Geschichten eines Papas


SINGLE
Luna: 2 ¾ J. Malin: 4 M.

Klaus die Maus

Hin und wieder tue ich Dinge, die ich im Nachhinein bereue. Das sind oft keine grundlegenden Entscheidungen, sondern eher Kleinigkeiten, wie zum Beispiel eine Kiste Klamotten auf den Kleiderschrank zu stellen, die beim nächsten Öffnen der Schranktüren hinunterfällt und den Nacken der eigenen Ehefrau staucht oder das „sanfte“ Bohren in den Badezimmer Fliesenspiegel meiner letzten Mietwohnung. Kleinigkeiten, die aber eine längere Zeit der Reue nach sich zogen. Klaus die Maus ist eine dieser Kleinigkeiten…

Endlich Fantasie

Von Tag 1 bekamen Lunas Kuscheltiere Namen von mir verpasst.
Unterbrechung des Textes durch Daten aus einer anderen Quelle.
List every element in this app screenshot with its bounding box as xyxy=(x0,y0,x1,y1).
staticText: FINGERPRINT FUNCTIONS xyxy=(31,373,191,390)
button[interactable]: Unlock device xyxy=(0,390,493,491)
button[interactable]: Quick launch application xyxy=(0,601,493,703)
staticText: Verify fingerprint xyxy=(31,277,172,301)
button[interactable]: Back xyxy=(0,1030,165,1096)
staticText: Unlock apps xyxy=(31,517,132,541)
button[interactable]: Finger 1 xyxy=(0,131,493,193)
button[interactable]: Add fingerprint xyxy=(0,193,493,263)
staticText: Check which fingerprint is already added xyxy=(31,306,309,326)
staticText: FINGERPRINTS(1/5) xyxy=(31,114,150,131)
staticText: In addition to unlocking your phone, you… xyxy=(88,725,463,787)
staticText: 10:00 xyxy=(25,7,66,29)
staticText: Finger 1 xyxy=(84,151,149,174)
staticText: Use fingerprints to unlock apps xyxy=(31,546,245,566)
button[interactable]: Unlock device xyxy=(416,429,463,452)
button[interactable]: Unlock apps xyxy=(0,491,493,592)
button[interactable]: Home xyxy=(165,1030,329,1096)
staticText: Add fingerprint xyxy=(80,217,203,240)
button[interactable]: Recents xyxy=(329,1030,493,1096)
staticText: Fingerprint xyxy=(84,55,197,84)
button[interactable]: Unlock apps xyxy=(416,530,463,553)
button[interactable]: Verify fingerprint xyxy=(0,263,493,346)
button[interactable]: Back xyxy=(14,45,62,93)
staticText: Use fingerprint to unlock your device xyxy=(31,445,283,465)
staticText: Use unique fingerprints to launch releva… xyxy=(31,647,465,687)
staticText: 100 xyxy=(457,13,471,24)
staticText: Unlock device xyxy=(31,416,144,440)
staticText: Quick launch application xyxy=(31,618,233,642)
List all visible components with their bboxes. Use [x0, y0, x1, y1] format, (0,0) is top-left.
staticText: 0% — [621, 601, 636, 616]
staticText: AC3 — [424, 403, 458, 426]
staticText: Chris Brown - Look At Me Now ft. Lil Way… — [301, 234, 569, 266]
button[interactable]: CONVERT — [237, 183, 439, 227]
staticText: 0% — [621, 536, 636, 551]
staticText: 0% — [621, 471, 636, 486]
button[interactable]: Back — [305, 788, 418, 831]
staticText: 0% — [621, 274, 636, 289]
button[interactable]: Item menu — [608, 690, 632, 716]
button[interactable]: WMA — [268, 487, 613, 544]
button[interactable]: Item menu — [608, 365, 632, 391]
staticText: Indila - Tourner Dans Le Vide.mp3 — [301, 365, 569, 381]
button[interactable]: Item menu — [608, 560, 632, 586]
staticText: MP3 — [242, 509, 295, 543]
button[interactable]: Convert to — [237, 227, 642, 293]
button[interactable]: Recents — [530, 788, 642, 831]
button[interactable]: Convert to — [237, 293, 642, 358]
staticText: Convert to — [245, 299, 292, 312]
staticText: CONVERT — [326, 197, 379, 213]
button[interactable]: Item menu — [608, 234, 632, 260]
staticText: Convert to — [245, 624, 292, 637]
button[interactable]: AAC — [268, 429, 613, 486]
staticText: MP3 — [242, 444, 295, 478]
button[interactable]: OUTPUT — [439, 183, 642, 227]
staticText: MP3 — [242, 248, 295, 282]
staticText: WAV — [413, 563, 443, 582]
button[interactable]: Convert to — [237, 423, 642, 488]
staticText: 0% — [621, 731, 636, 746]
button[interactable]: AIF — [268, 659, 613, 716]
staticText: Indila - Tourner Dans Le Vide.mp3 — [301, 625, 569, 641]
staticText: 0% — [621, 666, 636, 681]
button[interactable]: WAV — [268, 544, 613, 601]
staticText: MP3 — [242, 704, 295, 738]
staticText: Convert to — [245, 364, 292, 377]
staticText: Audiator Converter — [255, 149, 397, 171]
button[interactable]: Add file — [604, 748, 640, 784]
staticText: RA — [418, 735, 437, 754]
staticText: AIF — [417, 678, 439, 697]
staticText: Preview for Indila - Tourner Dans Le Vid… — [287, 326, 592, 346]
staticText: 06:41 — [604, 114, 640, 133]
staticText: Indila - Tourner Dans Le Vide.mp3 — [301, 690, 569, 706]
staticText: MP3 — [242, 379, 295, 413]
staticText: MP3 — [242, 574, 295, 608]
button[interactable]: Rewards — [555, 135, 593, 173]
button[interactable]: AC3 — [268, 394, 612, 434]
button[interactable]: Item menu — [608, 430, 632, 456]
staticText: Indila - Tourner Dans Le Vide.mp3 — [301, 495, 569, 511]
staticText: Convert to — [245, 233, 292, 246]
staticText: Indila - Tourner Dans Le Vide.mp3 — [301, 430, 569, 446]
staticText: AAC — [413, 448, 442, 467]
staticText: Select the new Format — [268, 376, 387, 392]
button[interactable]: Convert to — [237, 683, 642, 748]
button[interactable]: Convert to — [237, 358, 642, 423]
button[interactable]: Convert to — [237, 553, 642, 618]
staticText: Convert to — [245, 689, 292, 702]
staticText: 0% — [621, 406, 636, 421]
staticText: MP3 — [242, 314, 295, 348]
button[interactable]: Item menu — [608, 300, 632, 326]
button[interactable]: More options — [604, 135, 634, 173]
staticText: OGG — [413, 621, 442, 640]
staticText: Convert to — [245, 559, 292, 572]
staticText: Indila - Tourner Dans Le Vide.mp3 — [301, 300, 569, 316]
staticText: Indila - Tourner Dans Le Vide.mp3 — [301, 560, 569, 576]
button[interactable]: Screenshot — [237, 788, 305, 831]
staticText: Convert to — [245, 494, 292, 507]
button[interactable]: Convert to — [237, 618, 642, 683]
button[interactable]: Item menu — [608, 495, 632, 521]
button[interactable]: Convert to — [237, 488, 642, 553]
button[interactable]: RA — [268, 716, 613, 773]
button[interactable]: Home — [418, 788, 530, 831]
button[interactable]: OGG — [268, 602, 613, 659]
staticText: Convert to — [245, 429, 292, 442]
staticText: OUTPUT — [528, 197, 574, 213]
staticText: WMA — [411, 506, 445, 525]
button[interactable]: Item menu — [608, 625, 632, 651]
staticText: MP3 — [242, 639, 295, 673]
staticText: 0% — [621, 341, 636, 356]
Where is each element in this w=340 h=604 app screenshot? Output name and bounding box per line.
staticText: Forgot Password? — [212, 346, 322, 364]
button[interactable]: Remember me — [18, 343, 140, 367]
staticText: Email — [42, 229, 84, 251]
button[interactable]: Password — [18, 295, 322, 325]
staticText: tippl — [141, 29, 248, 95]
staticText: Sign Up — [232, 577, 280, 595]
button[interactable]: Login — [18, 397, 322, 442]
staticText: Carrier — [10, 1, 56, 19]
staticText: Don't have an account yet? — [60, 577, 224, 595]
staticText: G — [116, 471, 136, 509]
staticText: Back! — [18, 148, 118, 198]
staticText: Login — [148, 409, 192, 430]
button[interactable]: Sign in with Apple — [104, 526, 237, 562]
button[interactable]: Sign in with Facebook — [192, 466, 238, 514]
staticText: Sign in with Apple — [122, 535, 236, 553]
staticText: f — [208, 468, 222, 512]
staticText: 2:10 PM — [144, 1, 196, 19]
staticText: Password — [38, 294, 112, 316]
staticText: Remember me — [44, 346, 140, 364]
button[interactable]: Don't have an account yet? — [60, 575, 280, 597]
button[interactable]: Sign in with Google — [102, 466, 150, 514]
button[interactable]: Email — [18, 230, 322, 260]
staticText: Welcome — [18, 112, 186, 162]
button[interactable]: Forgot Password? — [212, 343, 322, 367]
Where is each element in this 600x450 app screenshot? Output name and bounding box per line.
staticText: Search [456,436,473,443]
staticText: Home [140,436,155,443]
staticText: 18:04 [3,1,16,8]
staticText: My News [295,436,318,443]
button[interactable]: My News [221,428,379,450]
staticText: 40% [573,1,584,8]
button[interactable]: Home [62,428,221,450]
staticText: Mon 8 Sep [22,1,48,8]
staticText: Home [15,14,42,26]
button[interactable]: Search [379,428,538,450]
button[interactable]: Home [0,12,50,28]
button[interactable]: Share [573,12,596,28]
Auch wenn die meisten eher wenig kreativ waren, wie Barry der Bär oder Penelope die Pinguin-Dame, überlegte ich mir hin und wieder echte Kracher, wie Malcom Mc Mäh (ein Schaf) oder Sergey der Sorgenfresser (inklusive russischem Akzent). Luna interessierte das eher weniger.

Wenn ich wieder mit einer verstellten Stimme eines der Kuscheltiere zum Leben erweckte und sie zum Beispiel fragte: „kannst du mich mal knuddeln?“, war ihre Antwort meistens so etwas wie „ja Papa!“ und damit direkt an mich gerichtet.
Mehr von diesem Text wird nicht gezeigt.